Earlier, a gathering of young pro-Obama supporters had come out in full force toting signs reading: "I love Obama-care."
In their midst was Kristan Hawkins, the executive director of Student's for Life America, an anti-abortion organization campaigning against the healthcare law. Hawkins, tried to counter the group's cheers, speaking intermittently into a megaphone.
"We have our protests actually down the street. I just chose to step here in the middle," she said, citing long-wait times for medical treatment in countries with universal healthcare, like Canada and Britain, as a main reason for her opposition to the law.
CROWD REACTS AS AMBULANCE ARRIVES
A few soft strains of people singing "God Bless America" filtered through the back of the crowd as it quieted down in anticipation of the court's ruling.
The decision, released just after 10 a.m. EDT, was greeted initially by a roar of approval and cheering from those in support. That was soon followed by a stereo blasting Obama's signature 2008 campaign song - Stevie Wonder's "Signed, Sealed Delivered, I'm Yours".
Minutes later the police pushed the crowd back even further to make way for an ambulance that had just arrived. As a stretcher was pulled out, an officer told Reuters: "A lady has just had a heart attack. We've had a few people faint."
The rest of the morning belonged to the sounds of a rally, organized on the court steps by the conservative Tea Party movement and attended by Republican congresswoman Michele Bachmann.

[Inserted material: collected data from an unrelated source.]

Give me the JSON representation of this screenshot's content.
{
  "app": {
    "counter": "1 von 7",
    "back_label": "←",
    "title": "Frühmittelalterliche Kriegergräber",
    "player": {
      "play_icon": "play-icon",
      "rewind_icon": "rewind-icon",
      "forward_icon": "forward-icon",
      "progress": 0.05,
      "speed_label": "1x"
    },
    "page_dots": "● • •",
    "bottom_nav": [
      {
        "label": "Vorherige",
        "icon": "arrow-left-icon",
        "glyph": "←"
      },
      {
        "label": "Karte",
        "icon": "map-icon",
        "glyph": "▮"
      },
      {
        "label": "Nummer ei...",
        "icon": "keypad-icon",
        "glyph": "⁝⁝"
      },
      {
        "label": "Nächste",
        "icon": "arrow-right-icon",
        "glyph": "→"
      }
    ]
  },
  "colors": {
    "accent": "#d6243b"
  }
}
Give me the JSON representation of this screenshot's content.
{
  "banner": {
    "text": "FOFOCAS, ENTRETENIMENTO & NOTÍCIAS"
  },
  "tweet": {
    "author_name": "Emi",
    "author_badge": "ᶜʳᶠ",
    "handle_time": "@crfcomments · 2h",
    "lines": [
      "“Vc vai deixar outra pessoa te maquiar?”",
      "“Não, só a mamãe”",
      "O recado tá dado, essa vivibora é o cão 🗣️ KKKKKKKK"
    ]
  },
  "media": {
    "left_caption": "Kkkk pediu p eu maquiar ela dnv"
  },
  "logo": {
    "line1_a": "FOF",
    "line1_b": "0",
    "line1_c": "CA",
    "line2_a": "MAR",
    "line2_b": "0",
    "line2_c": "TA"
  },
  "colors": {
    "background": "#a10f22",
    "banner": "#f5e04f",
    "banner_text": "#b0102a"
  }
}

The rally's chants of "November is coming!" and "We will repeal!" referred to the group's next hope: that presumptive Republican nominee Mitt Romney will be elected in the November election and will work to fulfill his pledge to repeal the law.
INSIDE COURTROOM: GLOBAL VOICES
Inside the Supreme Court, tourists wearing Hawaiian shirts, shorts and baseball caps streamed past groups of men and women in dark suits clutching thick white copies of the decision.
At the entrance to the courtroom, where the nine justices empty chairs loomed in the background, two young women in hijabs politely asked a bystander to take their photo.
Marwa Jamal and Ghofran Mansoub were visiting from Yemen - a country caught in the throes of the Arab Spring; its people struggling for their own rights.
Both women, informed by their own experiences, were struck by the order and civility of the scene outside the court.
"Today is a historical day. We saw the demonstrations and good for the American people today. Each people try fight for their rights and ask for their rights in their own way, peacefully," Jamal said. "We are going to send these photos home and say where we were when this decision happened."